Seca aguda na Amazônia, onda de calor no Sudeste e Centro-Oeste, enchentes no Sul. Eventos extremos no Brasil se somam a outros choques climáticos pelo mundo este ano e aumentam as preocupações de produtores rurais, que já sentem o impacto do aquecimento global nas lavouras e no bolso. É o que mostra uma pesquisa realizada sob encomenda da Bayer (gigante química alemã que produz insumos para a agropecuária) em oito países que são grandes no setor, entre eles o Brasil.
Dos 800 produtores ouvidos, 71% relataram que já sofrem impactos (inclusive financeiros ) da mudança climática em suas fazendas, e 76% temem as consequências desse processo no futuro. No Brasil, esse índice é ainda maior: 84%.
A empolgação com a supersafra brasileira de 2022 a 2023 já é passado. No campo, o otimismo deu lugar à apreensão. Produtores de soja do Cerrado, que já começaram a semear, ainda aguardam as chuvas regulares da primavera, enquanto produtores de arroz do Rio Grande do Sul esperam a estiagem em meio às enchentes. O plantio, que ocorre entre setembro e outubro, atrasou.
— Foram 500 milímetros de chuva em setembro, enquanto a média é em torno de 140 milímetros. Está um horror — diz Alexandre Velho, da fazenda Parceria Cavalhada, em Mostardas, no litoral gaúcho.
No Sul da Europa, com o calor mais forte este ano, vacas produziram menos leite e tomates estragaram. A colheita de grãos foi menor por causa da seca, elevando o risco de a inflação na zona do euro se manter por mais tempo que se esperava.
No Rio Grande do Sul, o plantio do arroz precisa ser feito agora para que a planta se beneficie ao máximo do melhor período de insolação, em janeiro. Embora a imagem dos campos alagados com uma fina camada de água seja a marca dessa cultura, é preciso tempo seco para semear, uma preparação de cerca de três semanas antes de o solo começar a alagar, explica Velho, que também é o presidente da Federarroz-RS, que representa produtores gaúchos.
No fim de setembro, de 20% a 30% da chamada fronteira Oeste do Rio Grande do Sul já deveriam estar plantados, mas, segundo o agricultor, o plantio “andou um pouco”, de forma desigual no estado. Com isso, a colheita também deve atrasar.

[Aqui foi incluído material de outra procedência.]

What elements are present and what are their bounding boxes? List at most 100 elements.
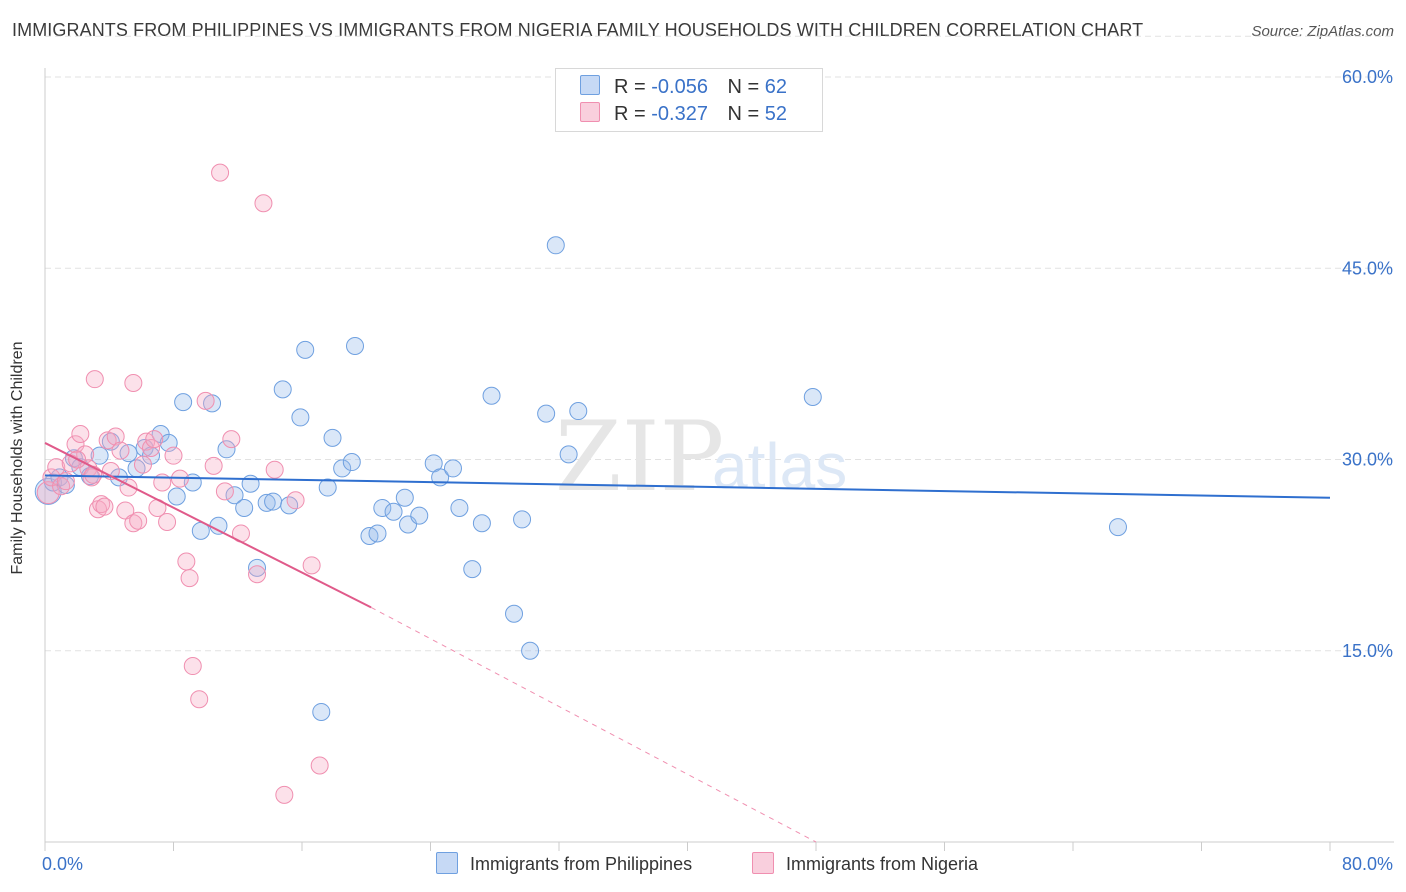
x-tick-label: 80.0% <box>1342 854 1393 874</box>
philippines-trendline <box>44 474 1331 499</box>
nigeria-point <box>158 512 177 531</box>
philippines-point <box>318 478 337 497</box>
nigeria-point <box>211 163 230 182</box>
philippines-point <box>235 498 254 517</box>
nigeria-point <box>85 370 104 389</box>
chart-title: IMMIGRANTS FROM PHILIPPINES VS IMMIGRANT… <box>12 20 1144 40</box>
philippines-point <box>346 337 365 356</box>
nigeria-point <box>133 455 152 474</box>
n-value-nigeria: 52 <box>764 103 788 125</box>
nigeria-point <box>56 472 75 491</box>
x-tick-label: 0.0% <box>42 854 83 874</box>
philippines-point <box>312 702 331 721</box>
nigeria-point <box>275 785 294 804</box>
nigeria-point <box>129 511 148 530</box>
nigeria-point <box>302 556 321 575</box>
nigeria-point <box>180 569 199 588</box>
philippines-point <box>257 493 276 512</box>
philippines-point <box>521 641 540 660</box>
philippines-point <box>209 516 228 535</box>
r-value-nigeria: -0.327 <box>651 103 708 125</box>
nigeria-point <box>52 477 71 496</box>
philippines-point <box>248 558 267 577</box>
nigeria-point <box>95 497 114 516</box>
philippines-point <box>342 453 361 472</box>
philippines-point <box>472 514 491 533</box>
philippines-point <box>450 498 469 517</box>
philippines-swatch <box>580 75 600 95</box>
nigeria-point <box>84 465 103 484</box>
philippines-point <box>463 560 482 579</box>
y-tick-label: 15.0% <box>1342 641 1393 661</box>
y-tick-label: 45.0% <box>1342 258 1393 278</box>
philippines-point <box>167 487 186 506</box>
philippines-point <box>559 445 578 464</box>
philippines-point <box>217 440 236 459</box>
r-value-philippines: -0.056 <box>651 76 708 98</box>
nigeria-point <box>222 430 241 449</box>
legend-label-philippines: Immigrants from Philippines <box>470 854 693 874</box>
y-tick-label: 60.0% <box>1342 67 1393 87</box>
philippines-point <box>443 459 462 478</box>
nigeria-point <box>145 430 164 449</box>
y-axis-label: Family Households with Children <box>9 341 26 575</box>
nigeria-point <box>36 481 60 505</box>
legend-row-philippines: R = -0.056 N = 62 <box>580 75 787 99</box>
nigeria-point <box>265 460 284 479</box>
legend-label-nigeria: Immigrants from Nigeria <box>786 854 979 874</box>
philippines-point <box>174 393 193 412</box>
bottom-legend-nigeria: Immigrants from Nigeria <box>752 852 978 876</box>
r-label: R = <box>614 76 646 98</box>
axes <box>44 68 1394 851</box>
philippines-point <box>323 428 342 447</box>
philippines-point <box>569 402 588 421</box>
n-value-philippines: 62 <box>764 76 788 98</box>
philippines-point <box>296 340 315 359</box>
nigeria-point <box>204 456 223 475</box>
nigeria-point <box>106 427 125 446</box>
philippines-point <box>291 408 310 427</box>
philippines-point <box>264 492 283 511</box>
nigeria-point <box>111 441 130 460</box>
nigeria-swatch <box>752 852 774 874</box>
r-label: R = <box>614 103 646 125</box>
philippines-swatch <box>436 852 458 874</box>
nigeria-point <box>92 495 111 514</box>
bottom-legend-philippines: Immigrants from Philippines <box>436 852 692 876</box>
n-label: N = <box>727 76 760 98</box>
philippines-point <box>803 388 822 407</box>
watermark-zip: ZIP <box>555 401 724 513</box>
nigeria-point <box>71 425 90 443</box>
philippines-point <box>368 524 387 543</box>
nigeria-point <box>215 482 234 501</box>
gridlines <box>45 35 1394 652</box>
philippines-point <box>225 486 244 505</box>
nigeria-point <box>196 391 215 410</box>
philippines-point <box>1108 518 1127 537</box>
watermark-atlas: atlas <box>712 430 847 502</box>
nigeria-point <box>190 690 209 709</box>
tick-labels: 15.0% 30.0% 45.0% 60.0% 0.0% 80.0% <box>42 67 1393 874</box>
philippines-point <box>537 404 556 423</box>
philippines-point <box>505 604 524 623</box>
philippines-point <box>513 510 532 529</box>
philippines-point <box>410 506 429 525</box>
nigeria-point <box>254 194 273 213</box>
nigeria-point <box>310 756 329 775</box>
series-nigeria <box>36 163 329 804</box>
philippines-point <box>546 236 565 255</box>
nigeria-point <box>183 657 202 676</box>
nigeria-swatch <box>580 102 600 122</box>
correlation-legend: R = -0.056 N = 62 R = -0.327 N = 52 <box>555 68 823 132</box>
nigeria-point <box>124 374 143 392</box>
philippines-point <box>333 459 352 478</box>
nigeria-point <box>248 565 267 584</box>
series-philippines <box>34 236 1127 721</box>
nigeria-point <box>164 446 183 465</box>
y-tick-label: 30.0% <box>1342 450 1393 470</box>
nigeria-point <box>116 501 135 520</box>
philippines-point <box>482 386 501 405</box>
philippines-point <box>384 502 403 521</box>
nigeria-trendline <box>44 442 372 609</box>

Previsões climáticas apontam que outubro continuará com chuvas acima da média no Sul do país. Segundo Jossana Cera, meteorologista do Instituto Rio Grandense do Arroz (Irga), as previsões mostram que, até o próximo dia 15, não deve haver períodos secos longos o suficiente para o plantio:
— Como está muito úmido, qualquer garoa, de 1 ou 2 milímetros, já atrapalha. Daí os produtores têm de parar (de semear) e esperar secar de novo.
Influência nos preços
Para o economista-chefe da MB Associados, Sergio Vale, ainda não é possível antecipar os impactos sobre a agropecuária — e o preço dos alimentos — da combinação do fenômeno El Niño (aquecimento das águas do Pacífico, que tem se mostrado severo desde meados do ano) com as mudanças climáticas, mas uma coisa é certa: a deflação que se vê agora no Brasil “tem data para acabar”. De junho a setembro, os preços dos alimentos acumularam queda de 4,01% no IPCA, segundo o IBGE.